Chapter 16: You suggest that the voices in nature are made up of music and silence but not necessarily human words. Do you believe that there is a distinction between human voice and the voice of nature?

Terry Tempest Williams: When I think about voices in nature—rain, wind, thunder—these are voices without language. But if I think about various languages within the natural world, dolphins and prairie dogs come first and foremost to mind; each has its own vocabulary and grammatical structure. We are just beginning to understand and decipher not only how they communicate but the sophistication of what they communicate. Add whales, wolves, coyotes, all manner of birds, and insects. We are not the only species on Earth to articulate what we see, feel, and think, or how we respond to one another out of fear or mutual attraction. And within the human family, languages are as diverse as the cultures who speak them. As Aldo Leopold writes in his essay, “The Land Ethic,” “The rich diversity of the world’s cultures reflects a corresponding diversity in the wilds that gave them birth.” The question for me becomes how do we truly learn how to listen?

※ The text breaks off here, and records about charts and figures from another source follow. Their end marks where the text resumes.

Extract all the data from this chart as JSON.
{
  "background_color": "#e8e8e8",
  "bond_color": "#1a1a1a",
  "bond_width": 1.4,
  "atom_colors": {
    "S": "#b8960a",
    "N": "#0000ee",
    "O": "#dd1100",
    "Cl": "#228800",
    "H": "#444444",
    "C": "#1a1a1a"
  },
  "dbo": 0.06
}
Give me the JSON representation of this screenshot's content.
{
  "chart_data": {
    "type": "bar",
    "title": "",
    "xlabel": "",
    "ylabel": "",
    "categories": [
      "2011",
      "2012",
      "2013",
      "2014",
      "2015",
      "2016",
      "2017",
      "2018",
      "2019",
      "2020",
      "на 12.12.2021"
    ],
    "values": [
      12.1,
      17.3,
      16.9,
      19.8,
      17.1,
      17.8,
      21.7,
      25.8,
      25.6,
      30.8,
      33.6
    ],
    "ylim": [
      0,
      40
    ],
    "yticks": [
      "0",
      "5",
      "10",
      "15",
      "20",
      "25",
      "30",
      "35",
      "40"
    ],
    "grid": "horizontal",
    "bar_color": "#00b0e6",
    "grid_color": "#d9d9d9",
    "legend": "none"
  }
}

Chapter 16: You’ve written several ecology books for children that bring nature to life. Have you found storytelling to be useful in science education?

Terry Tempest Williams: We learn most powerfully through emotional connections, not just intellectual ones. Science education is learning how the world works and to revel in the wonder of it all. Ecology is the study of home, and it is all about storytelling, who lives where and how and with whom. The remarkable natural histories of individual plant and animal species are one story after another of adaptation, accommodation, and evolutionary brilliance.

Storytelling bypasses rhetoric and pierces the heart. We not only come to understand a scientific situation or delve into an ecological problem or principle, but by telling a story instead of just laying out the facts, we feel the subject at hand much more powerfully through the interconnectedness of all things. When we tell a story, a community of listeners and readers is created through a shared imagination. Shared imaginations remind us not only what is possible, but necessary—the ecological and moral imperative to embrace and act from a deep reverence for life. To tell a story on the page or in the world is to create a sense of engagement. Emily Dickinson once wrote a letter to her friend saying, “Life is a spell so exquisite, everything conspires to break it.”

How can we not respond? I respond to the beauty of our broken world by engaging stories. Before there was the discipline of science there was wonder. Wonder precedes knowledge. When we tell a story, we locate knowledge in the service of wonder. My dream is to one day have the sciences and the humanities so fully integrated through courageous storytelling that we see the world whole—even holy.